The Future of Food After COVID-19

by Sarah Tan, General Manager of Deliveroo Singapore

COVID-19 has hit the world in unimaginable ways. To reduce the spread of COVID-19 across the globe, social distancing measures have been put in place, resulting in many restaurants to close their doors. Here in Singapore, table sizes and operational hours have been reduced, with the Department of Statistics Singapore reporting a 43.5 percent drop in F&B sales in June compared to June 2019*. To help restaurants and customers cope amidst the pandemic, food delivery has become an indispensable part of people’s daily lives and restaurants' businesses.

In order to survive in a world that no longer allows gatherings and out-of-home celebrations, or at best up to eight under phase three from 28 December onwards, restaurants have turned to delivery services to engage with their customers digitally and to keep their businesses operating. While consumers and restaurants were already embracing the idea of partnering with delivery apps and offering menus online, COVID-19 has simply acted as an additional catalyst to a growing trend. Food delivery companies do more for restaurants than act just as platforms from which to order and deliver food, they also offer specialised marketing, brand development, open up new revenue streams and even support to develop virtual brands to further their reach to potential customers.

The days of merely ordering Chinese take-out or pizza and wings for game nights have morphed into something bigger, with delivery companies offering everything from local-favourites to essential on-demand groceries, and even food from luxury hotels and Michelin star restaurants. The ability to connect with local restaurants and high-end eateries through food delivery platforms has truly shifted how we eat and drink, opening up new options and endless possibilities for consumers.

The F&B sector has been one of the hardest hit by COVID-19, with visits to restaurants, malls and other recreational places declining by about 60 per cent as of April, compared with the first five weeks of 2020, as the pandemic hit Asia, months even before its spread to the rest of the world. Delivery platforms have played an important role in supporting businesses to maintain trade and protect jobs. Food delivery apps have helped protect approximately 110,000 jobs in our partner restaurants in Singapore from being lost or furloughed between April and June, with our platform supporting 7,300 jobs in the Singapore economy alone. The industry has generated SGD 2 billion in revenue, according to a recent Capital Economics report.

However, it is not just restaurants that are using delivery platforms as a lifeline through these troubling times, as food delivery companies across the city have onboarded thousands of riders to meet the surge in demand for take-out orders. Deliveroo Singapore, alone, has received nearly 5,000 rider applications in Q1 2020. In recent months, many Singaporeans have experienced layoffs, while others have gravitated to home offices. Delivery apps are able to offer part of the solution to an increasing unemployment rate, providing an opportunity for people who have been out of work to use them as a path back into the jobs market, as well as satisfy people’s growing demand for home delivery. This is particularly important for elderly, vulnerable and isolated people who are unable to leave their home.

In addition to creating new opportunities for work, delivery companies have also given back to the community through initiatives that provide support to the healthcare sector and marginalised groups experiencing hunger.

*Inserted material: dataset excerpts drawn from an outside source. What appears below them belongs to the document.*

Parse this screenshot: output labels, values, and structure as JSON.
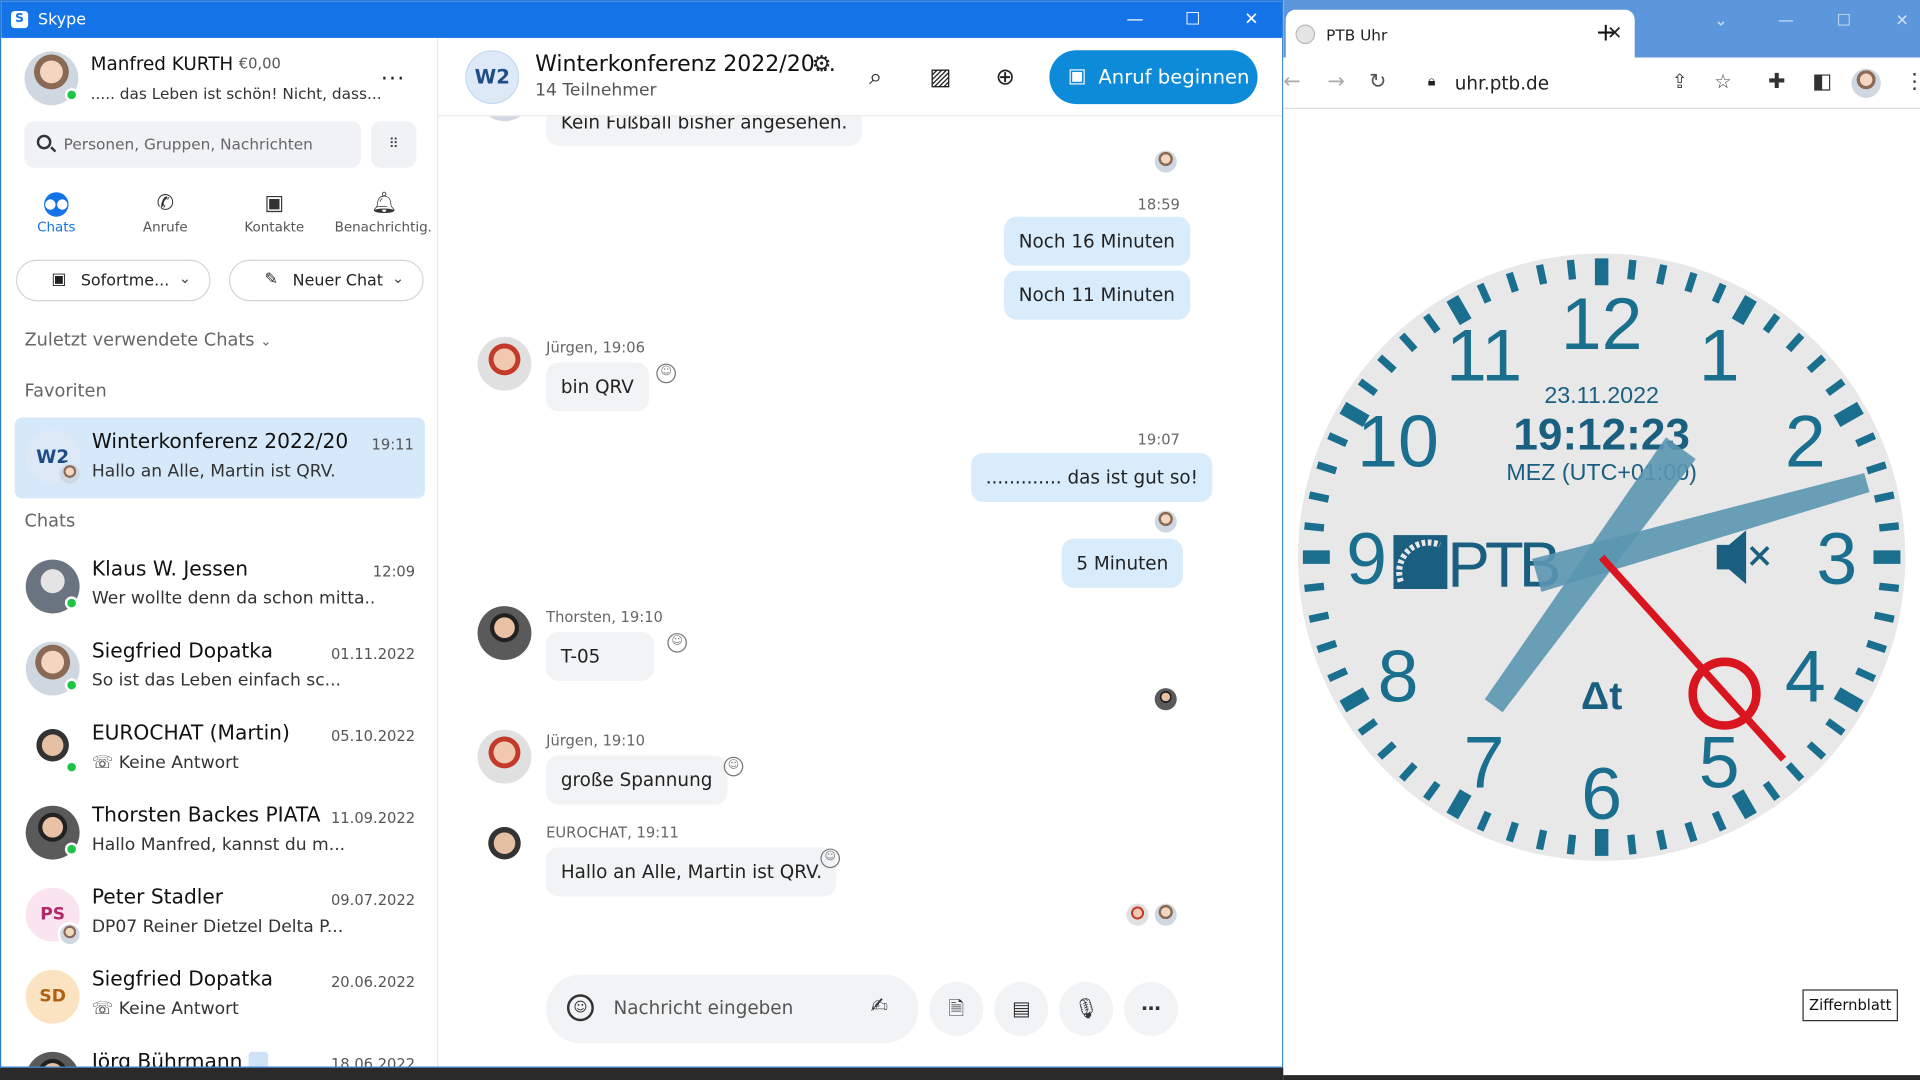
{
  "skype": {
    "window_title": "Skype",
    "profile": {
      "name": "Manfred KURTH",
      "credit": "€0,00",
      "mood": "..... das Leben ist schön! Nicht, dass...",
      "more": "..."
    },
    "search_placeholder": "Personen, Gruppen, Nachrichten",
    "nav": [
      {
        "label": "Chats"
      },
      {
        "label": "Anrufe"
      },
      {
        "label": "Kontakte"
      },
      {
        "label": "Benachrichtig."
      }
    ],
    "btn_instant": "Sofortme...",
    "btn_new_chat": "Neuer Chat",
    "recent_header": "Zuletzt verwendete Chats",
    "favorites_header": "Favoriten",
    "chats_header": "Chats",
    "favorite": {
      "name": "Winterkonferenz 2022/20...",
      "time": "19:11",
      "preview": "Hallo an Alle, Martin ist QRV.",
      "initials": "W2"
    },
    "chats": [
      {
        "name": "Klaus W. Jessen",
        "date": "12:09",
        "preview": "Wer wollte denn da schon mitta..."
      },
      {
        "name": "Siegfried Dopatka",
        "date": "01.11.2022",
        "preview": "So ist das Leben  einfach  sc..."
      },
      {
        "name": "EUROCHAT (Martin)",
        "date": "05.10.2022",
        "preview": "Keine Antwort"
      },
      {
        "name": "Thorsten Backes PIATA",
        "date": "11.09.2022",
        "preview": "Hallo Manfred, kannst du m..."
      },
      {
        "name": "Peter Stadler",
        "date": "09.07.2022",
        "preview": "DP07 Reiner Dietzel Delta P...",
        "initials": "PS"
      },
      {
        "name": "Siegfried Dopatka",
        "date": "20.06.2022",
        "preview": "Keine Antwort",
        "initials": "SD"
      },
      {
        "name": "Jörg Bührmann",
        "date": "18.06.2022",
        "preview": ""
      }
    ]
  },
  "conversation": {
    "initials": "W2",
    "title": "Winterkonferenz 2022/20...",
    "participants": "14 Teilnehmer",
    "call_button": "Anruf beginnen",
    "messages": {
      "m0": "Kein Fußball bisher angesehen.",
      "t1": "18:59",
      "m1": "Noch 16 Minuten",
      "m2": "Noch 11 Minuten",
      "s3": "Jürgen, 19:06",
      "m3": "bin QRV",
      "t4": "19:07",
      "m4": "............. das ist gut so!",
      "m5": "5 Minuten",
      "s6": "Thorsten, 19:10",
      "m6": "T-05",
      "s7": "Jürgen, 19:10",
      "m7": "große Spannung",
      "s8": "EUROCHAT, 19:11",
      "m8": "Hallo an Alle, Martin ist QRV."
    },
    "composer_placeholder": "Nachricht eingeben"
  },
  "browser": {
    "tab_title": "PTB Uhr",
    "url": "uhr.ptb.de",
    "clock": {
      "date": "23.11.2022",
      "time": "19:12:23",
      "zone": "MEZ (UTC+01:00)",
      "brand": "PTB",
      "delta": "Δt",
      "numerals": [
        "12",
        "1",
        "2",
        "3",
        "4",
        "5",
        "6",
        "7",
        "8",
        "9",
        "10",
        "11"
      ],
      "hour": 19,
      "minute": 12,
      "second": 23
    },
    "dial_button": "Ziffernblatt"
  }
}
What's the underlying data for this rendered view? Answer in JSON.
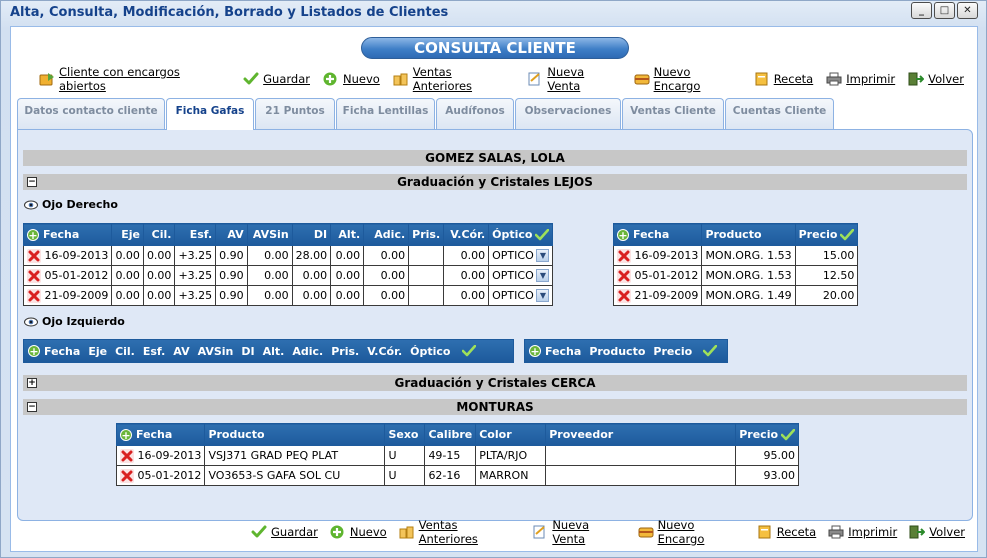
{
  "window": {
    "title": "Alta, Consulta, Modificación, Borrado y Listados de Clientes",
    "buttons": [
      "_",
      "□",
      "✕"
    ]
  },
  "header": {
    "title": "CONSULTA CLIENTE"
  },
  "toolbar_top": [
    {
      "label": "Cliente con encargos abiertos",
      "icon": "open-orders-icon"
    },
    {
      "label": "Guardar",
      "icon": "check-icon"
    },
    {
      "label": "Nuevo",
      "icon": "plus-icon"
    },
    {
      "label": "Ventas Anteriores",
      "icon": "previous-sales-icon"
    },
    {
      "label": "Nueva Venta",
      "icon": "new-sale-icon"
    },
    {
      "label": "Nuevo Encargo",
      "icon": "new-order-icon"
    },
    {
      "label": "Receta",
      "icon": "prescription-icon"
    },
    {
      "label": "Imprimir",
      "icon": "printer-icon"
    },
    {
      "label": "Volver",
      "icon": "exit-icon"
    }
  ],
  "toolbar_bottom": [
    {
      "label": "Guardar",
      "icon": "check-icon"
    },
    {
      "label": "Nuevo",
      "icon": "plus-icon"
    },
    {
      "label": "Ventas Anteriores",
      "icon": "previous-sales-icon"
    },
    {
      "label": "Nueva Venta",
      "icon": "new-sale-icon"
    },
    {
      "label": "Nuevo Encargo",
      "icon": "new-order-icon"
    },
    {
      "label": "Receta",
      "icon": "prescription-icon"
    },
    {
      "label": "Imprimir",
      "icon": "printer-icon"
    },
    {
      "label": "Volver",
      "icon": "exit-icon"
    }
  ],
  "tabs": [
    {
      "label": "Datos contacto cliente",
      "active": false
    },
    {
      "label": "Ficha Gafas",
      "active": true
    },
    {
      "label": "21 Puntos",
      "active": false
    },
    {
      "label": "Ficha Lentillas",
      "active": false
    },
    {
      "label": "Audífonos",
      "active": false
    },
    {
      "label": "Observaciones",
      "active": false
    },
    {
      "label": "Ventas Cliente",
      "active": false
    },
    {
      "label": "Cuentas Cliente",
      "active": false
    }
  ],
  "client_name": "GOMEZ SALAS, LOLA",
  "sections": {
    "lejos": {
      "title": "Graduación y Cristales LEJOS",
      "toggle": "−"
    },
    "cerca": {
      "title": "Graduación y Cristales CERCA",
      "toggle": "+"
    },
    "monturas": {
      "title": "MONTURAS",
      "toggle": "−"
    }
  },
  "ojo_derecho": {
    "label": "Ojo Derecho",
    "graduacion_headers": [
      "Fecha",
      "Eje",
      "Cil.",
      "Esf.",
      "AV",
      "AVSin",
      "DI",
      "Alt.",
      "Adic.",
      "Pris.",
      "V.Cór.",
      "Óptico"
    ],
    "graduacion_rows": [
      [
        "16-09-2013",
        "0.00",
        "0.00",
        "+3.25",
        "0.90",
        "0.00",
        "28.00",
        "0.00",
        "0.00",
        "",
        "0.00",
        "OPTICO"
      ],
      [
        "05-01-2012",
        "0.00",
        "0.00",
        "+3.25",
        "0.90",
        "0.00",
        "0.00",
        "0.00",
        "0.00",
        "",
        "0.00",
        "OPTICO"
      ],
      [
        "21-09-2009",
        "0.00",
        "0.00",
        "+3.25",
        "0.90",
        "0.00",
        "0.00",
        "0.00",
        "0.00",
        "",
        "0.00",
        "OPTICO"
      ]
    ],
    "cristales_headers": [
      "Fecha",
      "Producto",
      "Precio"
    ],
    "cristales_rows": [
      [
        "16-09-2013",
        "MON.ORG. 1.53",
        "15.00"
      ],
      [
        "05-01-2012",
        "MON.ORG. 1.53",
        "12.50"
      ],
      [
        "21-09-2009",
        "MON.ORG. 1.49",
        "20.00"
      ]
    ]
  },
  "ojo_izquierdo": {
    "label": "Ojo Izquierdo",
    "graduacion_headers": [
      "Fecha",
      "Eje",
      "Cil.",
      "Esf.",
      "AV",
      "AVSin",
      "DI",
      "Alt.",
      "Adic.",
      "Pris.",
      "V.Cór.",
      "Óptico"
    ],
    "cristales_headers": [
      "Fecha",
      "Producto",
      "Precio"
    ]
  },
  "monturas": {
    "headers": [
      "Fecha",
      "Producto",
      "Sexo",
      "Calibre",
      "Color",
      "Proveedor",
      "Precio"
    ],
    "rows": [
      [
        "16-09-2013",
        "VSJ371 GRAD PEQ PLAT",
        "U",
        "49-15",
        "PLTA/RJO",
        "",
        "95.00"
      ],
      [
        "05-01-2012",
        "VO3653-S GAFA SOL CU",
        "U",
        "62-16",
        "MARRON",
        "",
        "93.00"
      ]
    ]
  }
}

Food delivery platforms have become a vital part of communities during Covid: enabling essential workers - riders - to feed the vulnerable and isolated; giving restaurants a lifeline and critical support when they needed it the most; enabling customers to safely order the food they wanted; investing to provide discounts and promotions for customers, which also increases sales for restaurants. This is in addition to developing new partnerships that enable traditional restaurants to set up delivery options and reach new customers.

The relationships food delivery platforms have with their restaurant partners has developed over the years. Deliveroo not only provides a delivery network to reduce restaurants’ costs, but further empowers them to focus on the core of their businesses: cooking and having more people eat amazing meals whenever and wherever they want. Since the start of COVID-19, approximately 2,000 restaurants have joined our platform. In addition to this, delivery platforms have taken on necessary steps to help restaurants through the immediate crisis. These include helping them to tackle liquidity issues and investing in marketing campaigns to increase their sales.

In the long-term, food delivery apps will focus on helping restaurants grow their business, supporting dine-in operations while at the same time maximising the benefits of delivery, overall reaching a bigger customer base. This will be supported by sharing data insights into consumer patterns and their own performance, as well as helping them from a marketing and branding perspective.

Meanwhile, to support riders, delivery platforms will continue to ensure riders receive protection and support during the crisis, and beyond. Now designated as essential workers, riders have been supplied with protective equipment, as well as extra financial support as needed.

The habits developed by consumers throughout COVID-19 are not ones that will likely fade away; delivery is indeed the new normal, and many opportunities lay ahead for platforms, consumers, restaurants and riders alike.

*https://www.singstat.gov.sg/-/media/files/news/mrsjun2020.pdf

**Based on data from Google location notification services, reported by the Monetary Authority of Singapore (MAS) in their twice-yearly macroeconomic review.